In seiner charakteristischen Art meditiert Rushdie ausführlich über seinen Titelbegriff „Messer“. „Das Messer hat mich von dieser Welt getrennt, mich brutal herausgeschnitten und mich in dieses schreiende Bett gelegt“, klagt er mitten in seiner Genesung. Er gesteht, dass er „viel über die Idee des Messers nachgedacht“ habe: als Werkzeug (Küche), als Helfer (Schweizer Armee), als Vermittler von Ritualen (Hochzeitstorte) und als konzeptionelle Hilfe (Ockhams Rasiermesser). „Es ist moralisch neutral“, schlussfolgert er. „Unmoralisch ist der Missbrauch von Messern.“ Er erkennt auch, dass „die Sprache mein Messer war“ und dass er besser ist als die meisten anderen in rhetorischen Scharmützeln, wenn auch nicht in physischen.

Einige Details hätte man aus Rushdies Bericht über seine Genesung weglassen sollen. Schwierigkeiten bei der Physiotherapie, Einzelheiten zu seinen Fingersehnen und nicht damit zusammenhängende Prostata- und Harnprobleme scheinen für ein Buch mit solch gehobenem Ton zugleich zu persönlich und zu kleinlich. Auch die zufälligen Seitenhiebe auf den „fanatischen Revisionismus“ in Florida sind völlig fehl am Platz.

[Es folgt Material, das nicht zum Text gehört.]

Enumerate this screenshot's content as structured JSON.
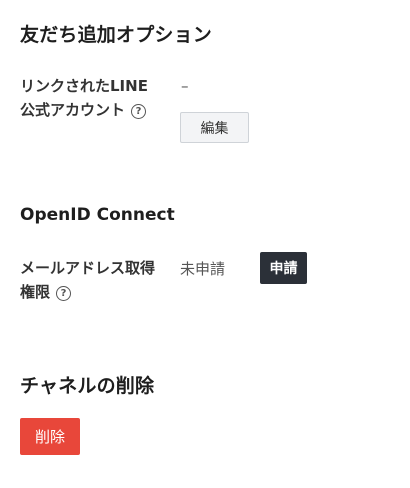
{
  "friend_options": {
    "title": "友だち追加オプション",
    "linked_account": {
      "label_line1": "リンクされたLINE",
      "label_line2": "公式アカウント",
      "help_icon": "help-circle-icon",
      "value": "–",
      "edit_button": "編集"
    }
  },
  "openid": {
    "title": "OpenID Connect",
    "email_permission": {
      "label_line1": "メールアドレス取得",
      "label_line2": "権限",
      "help_icon": "help-circle-icon",
      "status": "未申請",
      "apply_button": "申請"
    }
  },
  "delete_channel": {
    "title": "チャネルの削除",
    "delete_button": "削除"
  },
  "colors": {
    "danger": "#e8473a",
    "dark_button": "#2b3038",
    "light_button_bg": "#f3f4f6"
  }
}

Doch letztlich erinnert uns Rushdie daran, dass die Menschheit viele Facetten hat. „Wir tragen in uns die Möglichkeit, einen alten Fremden fast grundlos zu ermorden … und wir tragen auch das Gegenmittel gegen diese Krankheit in uns – Mut, Selbstlosigkeit, die Bereitschaft, sich selbst zu riskieren, um diesem alten Fremden zu helfen, der am Boden liegt.“ Möge dies (ja!) Leben Legenden erinnern uns schon seit vielen Jahren an unsere besseren Engel und zeigen uns, wie wir sie lenken können.